Una sera abbiamo cenato con amici che Anna non aveva mai visto prima. Gli sono stati subito simpatici. Lui di più. Molto di più, tanto che a un certo punto gli ha chiesto se avesse voluto sposarla. E poi ha chiuso con “mi concede questo ballo?”.
Mi concede questo ballo? ho pensato dopo essere rinvenuto. Mi concede questo ballo?, è roba che viene da qualche cartone animato. Non credo abbia mai sentito due esseri umani dirsi una frase come questa. Alle sagre, dalle mie parti, Mi concede questo ballo non lo dicono nemmeno per fare uno scherzo. Non guardiamo nemmeno gli sceneggiati in tv, quindi deve essere una cosa pescata in qualche cartone. Così cerimoniosa e ufficiale che la associa, mi viene da dire “di già”, e molto cinematograficamente, ad un momento speciale. Anche lo sguardo e il sorriso seguente avevano un linguaggio teatrale, per mandare un messaggio che doveva essere chiaro e che non poteva condividere con parole semplici.
Male, malissimo, ho pensato di nuovo, ma intanto è quello che ha filtrato dalle sue esperienze di bambina, cioè che per dire cose importanti servono parole che non usa quasi mai. È il contrario, ma è giusto che faccia i suoi esperimenti e arrivi alle sue conclusioni col tempo.

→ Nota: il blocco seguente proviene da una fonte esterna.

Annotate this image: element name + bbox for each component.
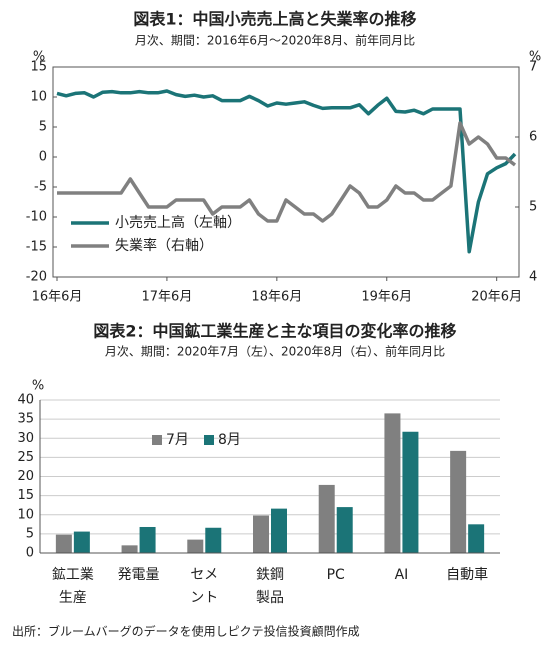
x-tick-label: 鉱工業生産 — [52, 566, 94, 606]
y-tick-label: 0 — [26, 546, 34, 561]
y-tick-label: 20 — [17, 469, 34, 484]
x-tick-label: 20年6月 — [471, 290, 522, 305]
y2-tick-label: 5 — [529, 200, 537, 215]
x-tick-label: セメント — [190, 567, 218, 606]
y-tick-label: 0 — [39, 150, 47, 165]
x-tick-label: 自動車 — [446, 566, 488, 583]
y2-unit: % — [529, 50, 541, 65]
x-tick-label: AI — [395, 567, 409, 583]
y-tick-label: -5 — [34, 180, 47, 195]
y-tick-label: 10 — [17, 507, 34, 522]
legend-label: 8月 — [218, 432, 241, 448]
y-tick-label: 35 — [17, 412, 34, 427]
x-tick-label: 18年6月 — [251, 290, 302, 305]
x-tick-label: 発電量 — [118, 567, 160, 583]
plot-frame — [52, 66, 520, 278]
y-tick-label: -10 — [26, 210, 47, 225]
bar — [336, 507, 353, 553]
bar — [139, 526, 156, 553]
y-tick-label: -15 — [26, 240, 47, 255]
bar — [468, 524, 485, 553]
y2-tick-label: 7 — [529, 60, 537, 75]
bar — [205, 527, 222, 553]
y2-tick-label: 4 — [529, 270, 537, 285]
bar — [450, 450, 467, 553]
bar — [187, 539, 204, 553]
y-tick-label: 15 — [17, 488, 34, 503]
chart-title: 図表1：中国小売売上高と失業率の推移 — [133, 10, 416, 29]
legend-label: 失業率（右軸） — [115, 237, 213, 254]
y-unit: % — [32, 379, 44, 394]
y-tick-label: 15 — [30, 60, 47, 75]
series-line — [57, 121, 517, 223]
x-tick-label: 16年6月 — [32, 290, 83, 305]
legend-swatch — [204, 435, 214, 445]
bar — [253, 515, 269, 553]
y-unit: % — [33, 50, 45, 65]
y2-tick-label: 6 — [529, 130, 537, 145]
y-tick-label: 25 — [17, 450, 34, 465]
y-tick-label: 5 — [39, 120, 47, 135]
legend-swatch — [152, 435, 162, 445]
x-tick-label: 19年6月 — [361, 290, 412, 305]
chart-subtitle: 月次、期間：2016年6月～2020年8月、前年同月比 — [135, 33, 415, 48]
bar — [73, 531, 90, 553]
y-tick-label: 10 — [30, 90, 47, 105]
bar — [121, 545, 138, 553]
y-tick-label: 5 — [26, 526, 34, 541]
chart-subtitle: 月次、期間：2020年7月（左）、2020年8月（右）、前年同月比 — [105, 344, 445, 359]
y-tick-label: 40 — [17, 393, 34, 408]
series-line — [56, 89, 517, 254]
y-tick-label: -20 — [26, 270, 47, 285]
bar — [55, 534, 72, 553]
x-tick-label: PC — [327, 567, 345, 583]
x-tick-label: 鉄鋼製品 — [256, 567, 284, 606]
y-tick-label: 30 — [17, 431, 34, 446]
bar — [271, 508, 287, 553]
legend-label: 小売売上高（左軸） — [115, 214, 241, 231]
bar — [384, 413, 401, 553]
source-note: 出所：ブルームバーグのデータを使用しピクテ投信投資顧問作成 — [12, 624, 360, 639]
x-tick-label: 17年6月 — [142, 290, 193, 305]
bar — [318, 484, 335, 553]
bar — [402, 431, 419, 553]
chart-title: 図表2：中国鉱工業生産と主な項目の変化率の推移 — [93, 322, 456, 341]
legend-label: 7月 — [166, 432, 189, 448]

È un episodio che mi ha ricordato un pomeriggio di un paio d'anni fa in un parco giochi dove alcuni bambini si rincorrevano con dei rametti spezzati stretti in mano e che servivano da spade per i loro duelli. Anche quei bambini usavano parole che non erano le loro né delle loro famiglie, ma arrivavano dai Pirati dei Caraibi (o parenti stretti) ed era tutto un “marrano” e “fermati vile, ti faccio assaggiare la mia spada” e cose del genere.

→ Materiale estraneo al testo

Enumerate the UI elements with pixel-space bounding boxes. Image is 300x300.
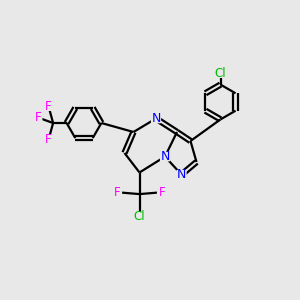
- FancyBboxPatch shape: [112, 188, 122, 197]
- Text: F: F: [114, 186, 121, 199]
- FancyBboxPatch shape: [44, 102, 53, 111]
- FancyBboxPatch shape: [151, 114, 161, 123]
- Text: F: F: [45, 100, 52, 113]
- Text: Cl: Cl: [134, 210, 145, 224]
- Text: F: F: [158, 186, 165, 199]
- FancyBboxPatch shape: [160, 152, 170, 161]
- Text: Cl: Cl: [215, 67, 226, 80]
- FancyBboxPatch shape: [214, 68, 227, 78]
- FancyBboxPatch shape: [44, 135, 53, 144]
- FancyBboxPatch shape: [157, 188, 166, 197]
- Text: N: N: [151, 112, 161, 125]
- Text: F: F: [45, 133, 52, 146]
- FancyBboxPatch shape: [34, 113, 43, 122]
- FancyBboxPatch shape: [176, 170, 187, 179]
- Text: N: N: [177, 168, 186, 181]
- Text: F: F: [35, 111, 41, 124]
- FancyBboxPatch shape: [133, 212, 146, 222]
- Text: N: N: [160, 150, 170, 163]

Giocano con le parole, ed è un gran bel gioco. Andrebbero incoraggiati, non derisi (se va male) o ignorati (quando usano termini che ci spiazzano).

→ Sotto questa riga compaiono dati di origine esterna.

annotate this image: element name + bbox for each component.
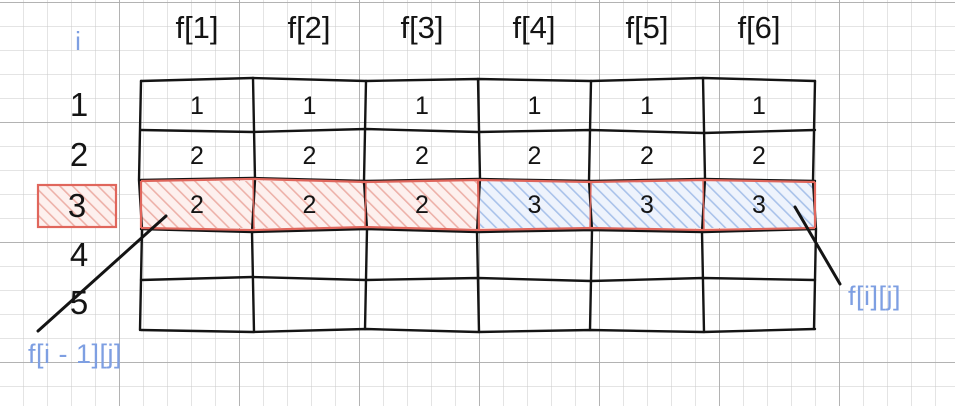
column-header-f5: f[5] <box>625 10 669 45</box>
cell-r3-c2: 2 <box>302 191 317 219</box>
annotation-current-cell: f[i][j] <box>848 281 902 311</box>
cell-r3-c5: 3 <box>640 191 654 219</box>
leader-lines <box>36 205 842 333</box>
cell-r1-c5: 1 <box>640 92 654 120</box>
cell-r3-c6: 3 <box>752 191 766 219</box>
annotation-prev-row: f[i - 1][j] <box>28 339 123 369</box>
leader-line-current <box>793 205 842 286</box>
column-header-f3: f[3] <box>400 10 444 45</box>
row-label-2: 2 <box>69 136 89 173</box>
cell-r2-c2: 2 <box>302 142 317 170</box>
cell-r2-c4: 2 <box>527 142 542 170</box>
cell-r1-c2: 1 <box>302 92 317 120</box>
cell-r2-c3: 2 <box>415 142 429 170</box>
cell-r2-c5: 2 <box>640 142 654 170</box>
row-label-1: 1 <box>69 86 89 123</box>
column-header-f2: f[2] <box>287 10 331 45</box>
column-header-f1: f[1] <box>175 10 219 45</box>
cell-r1-c4: 1 <box>527 92 542 120</box>
column-header-f6: f[6] <box>737 10 781 45</box>
row-label-5: 5 <box>69 284 89 321</box>
cell-r1-c6: 1 <box>752 92 766 120</box>
cell-r3-c3: 2 <box>415 191 429 219</box>
cell-r3-c4: 3 <box>527 191 542 219</box>
cell-r3-c1: 2 <box>190 191 204 219</box>
cell-r1-c1: 1 <box>190 92 204 120</box>
cell-r2-c6: 2 <box>752 142 766 170</box>
row-label-3-highlighted: 3 <box>67 187 87 224</box>
row-axis-label: i <box>75 26 81 56</box>
row-label-4: 4 <box>69 236 89 273</box>
cell-r2-c1: 2 <box>190 142 204 170</box>
column-header-f4: f[4] <box>512 10 556 45</box>
cell-r1-c3: 1 <box>415 92 429 120</box>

Siccome i giochi devono durare poco, quasi per definizione, ecco che una volta finito quello si torna nei ranghi. Anche se il compito degli adulti dovrebbe essere quello di aiutarli a sperimentare. I bambini si divertono con i suoni e poi con le parole e dovrebbero essere incoraggiati a farlo a lungo altrimenti da adulti saranno disabituati a tutto, impauriti anche al pronunciare un “ti amo” quando ne riconosceranno l'occasione, per sostituirlo con un pugno sudato chiuso in tasca o con un rimpianto. Oppure il contrario del “ti amo”, che è sempre meglio far presente a parole piuttosto che esternare con una testata in faccia quando ci si sente stretti in un angolo.